Falling profit warnings are as much a measure of fear as confidence, says EY report
Sectors with greatest proportion of companies warning included Construction & Materials General Retailers, Media and Software & Computer Services
London July 9 2012: UK profit warnings fell 18% in the second quarter of 2012 but the drop was as much to do with reduced expectations, falling input prices and companies battening down the hatches, as it was improving trading conditions.
According to EY’s latest Profit Warnings report, UK quoted companies - Main Market and AIM listed - issued 60 warnings in Q2 2012 just below the 64 issued in the same quarter of 2011 and 13 fewer than the previous quarter of this year.
Those companies issuing a high number of warnings are those facing strongest headwinds of falling demand, tightening finance and the quickening technological changes that are revolutionising the way companies relate to their customers.

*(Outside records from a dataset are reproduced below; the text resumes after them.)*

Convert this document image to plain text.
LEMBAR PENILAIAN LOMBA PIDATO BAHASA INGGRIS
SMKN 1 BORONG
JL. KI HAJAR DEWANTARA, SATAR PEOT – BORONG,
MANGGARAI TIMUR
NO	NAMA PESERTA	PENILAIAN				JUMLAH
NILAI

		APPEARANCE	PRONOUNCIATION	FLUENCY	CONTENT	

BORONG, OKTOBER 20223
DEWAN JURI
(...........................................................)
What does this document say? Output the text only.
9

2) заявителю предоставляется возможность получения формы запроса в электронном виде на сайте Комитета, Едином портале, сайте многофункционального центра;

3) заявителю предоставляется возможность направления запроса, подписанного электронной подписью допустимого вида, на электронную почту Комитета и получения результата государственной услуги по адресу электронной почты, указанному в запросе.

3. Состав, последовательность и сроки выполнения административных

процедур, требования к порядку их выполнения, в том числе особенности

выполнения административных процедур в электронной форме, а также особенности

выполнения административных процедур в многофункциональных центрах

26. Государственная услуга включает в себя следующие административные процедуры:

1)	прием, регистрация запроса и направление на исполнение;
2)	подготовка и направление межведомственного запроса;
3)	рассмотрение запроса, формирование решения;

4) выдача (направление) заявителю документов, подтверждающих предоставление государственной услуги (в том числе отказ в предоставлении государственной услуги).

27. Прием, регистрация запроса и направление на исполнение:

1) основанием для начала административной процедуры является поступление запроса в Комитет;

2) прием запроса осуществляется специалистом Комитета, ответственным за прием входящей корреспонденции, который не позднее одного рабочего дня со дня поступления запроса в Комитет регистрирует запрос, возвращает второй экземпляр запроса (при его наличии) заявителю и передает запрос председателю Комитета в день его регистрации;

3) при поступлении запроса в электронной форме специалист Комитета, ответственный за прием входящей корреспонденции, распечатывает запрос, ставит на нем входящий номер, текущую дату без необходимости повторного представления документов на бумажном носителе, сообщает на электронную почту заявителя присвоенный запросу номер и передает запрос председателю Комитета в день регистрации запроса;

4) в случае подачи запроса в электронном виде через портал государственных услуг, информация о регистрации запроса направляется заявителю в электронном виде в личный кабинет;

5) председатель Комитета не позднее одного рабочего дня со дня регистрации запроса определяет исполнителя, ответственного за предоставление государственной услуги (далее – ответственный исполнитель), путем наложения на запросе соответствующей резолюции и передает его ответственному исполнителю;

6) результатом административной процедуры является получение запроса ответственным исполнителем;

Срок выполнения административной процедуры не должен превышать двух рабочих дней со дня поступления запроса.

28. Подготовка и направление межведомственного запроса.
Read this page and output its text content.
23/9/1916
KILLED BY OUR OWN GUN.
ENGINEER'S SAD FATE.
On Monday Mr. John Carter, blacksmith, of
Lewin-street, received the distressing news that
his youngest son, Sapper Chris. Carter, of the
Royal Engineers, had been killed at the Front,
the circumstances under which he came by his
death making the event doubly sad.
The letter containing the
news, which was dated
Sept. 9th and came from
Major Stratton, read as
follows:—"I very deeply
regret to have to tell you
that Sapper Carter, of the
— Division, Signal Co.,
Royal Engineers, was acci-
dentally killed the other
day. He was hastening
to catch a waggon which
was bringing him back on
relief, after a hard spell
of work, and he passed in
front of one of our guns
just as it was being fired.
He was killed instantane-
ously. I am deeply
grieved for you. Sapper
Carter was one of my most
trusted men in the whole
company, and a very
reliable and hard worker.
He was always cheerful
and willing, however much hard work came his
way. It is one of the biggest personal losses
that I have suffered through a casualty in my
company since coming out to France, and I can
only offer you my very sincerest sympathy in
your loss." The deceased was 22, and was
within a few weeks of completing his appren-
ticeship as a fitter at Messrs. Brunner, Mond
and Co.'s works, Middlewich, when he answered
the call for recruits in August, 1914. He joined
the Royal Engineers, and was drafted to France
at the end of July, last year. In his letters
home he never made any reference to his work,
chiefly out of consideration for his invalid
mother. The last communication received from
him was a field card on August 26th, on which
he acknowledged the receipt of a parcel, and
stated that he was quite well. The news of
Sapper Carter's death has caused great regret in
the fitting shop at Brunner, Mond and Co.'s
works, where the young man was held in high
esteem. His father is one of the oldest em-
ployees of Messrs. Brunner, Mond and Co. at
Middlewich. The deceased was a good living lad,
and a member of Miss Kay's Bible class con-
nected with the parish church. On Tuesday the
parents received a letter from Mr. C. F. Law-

The FTSE sectors with the greatest number of companies warning were Construction & Materials (7), General Retailers (5), Media (5) Software & Computer Services (5) and Support Services (5).
Warnings drop but slow growth and persistent uncertainty lingers
Alan Hudson, head of EY’s UK & Ireland restructuring practice, said, “Part of the fall in warnings is undoubtedly due to a slight improvement in trading conditions, alongside hopes for an Olympic boost, and, crucially, falling input prices. However, many companies have also battened down the hatches and cut costs to meet targets, while recent peaks in profit warnings and increased Eurozone turbulence have also drastically reduced expectations in many sectors.
“Even if the UK economy moves back into the black this summer, the recovery still lacks the traction it needs to build sustainable momentum. There is only so much fat that companies can trim and only so long they can tread water with little or no investment – investment that both they and the UK economy desperately need.”
Cracks appear in the construction sector
Most FTSE sectors saw a year-on-year drop in profit warnings in Q2 2012. The main exceptions to this downward trend were those sectors with companies affected by the most substantial economic and structural difficulties caused by changing spending patterns and the impact on credit, confidence and key export markets caused by the ongoing Eurozone crisis.
The FTSE Construction & Materials sector led profit warnings in Q2 2012 and issued its highest number of alerts since the credit crisis in 2008. The impact of contracting credit, falling confidence, fiscal tightening and the PFI hiatus have been building on the sector for some time, as illustrated by the 41% of FTSE Construction & Materials companies warning in the year-to-date. Hope lies in promised infrastructure investment, but that will take some time to take positive effect, especially if the funding environment remains problematic.
Keith McGregor, head of restructuring for Europe, Middle East and Africa, said, “The FTSE Construction & Materials sector is experiencing its toughest period since the financial crisis. Improving order levels and infrastructure opportunities offer hope. However, the benefit of rising new order levels won’t be felt until 2013 and there is still uncertainty surrounding the timing of public spending, while financing uncertainties limit private sector expansion.”
It’s raining again... on the high street
The perennial struggler, the General Retail sector, is still feeling the pressure of rapid change and constrained consumer spending, with the unwelcome complication of unseasonal weather. Falling inflation and this year’s festivities provide an opportunity to increase sales, however, wage rises remain behind price rises and consumers with limited resources could just promote and defer buying, without actually spending much more.
Hudson adds, “Even if the summer’s festivities do provide retailers with a welcome fillip, many will still struggle and the successful ones will be those who are financially fit, operationally excellent and who continually adapt their multi-channel strategy to lure customers.”
Accurate forecasting proves difficult
Looking forward, the second half of 2012 could offer mixed blessings for UK plc. On the upside, falling input prices and inflation should improve profit margins and start to take the pressure off the UK consumer. However, set against this are the effects of continuing uncertainties of the Eurozone crisis, fluctuating consumer and market confidence, uncertain access to credit and an uncertain path for the UK economy as it struggles to escape the slow lane.
McGregor concludes, “It would be tough enough to make accurate forecasts in this environment, but companies also have the unseasonal weather and the impact of the summer Olympics to add into the equation.
“Profit Warnings are unlikely to rise significantly, unless there is a further negative jolt to the economic outlook or a further escalation of the Eurozone crisis. A slow and difficult recovery is now pretty much “built in” into current profit forecasts due to an almost continuous flow of bad news and the spike in warnings towards the end of last year and beginning of this.”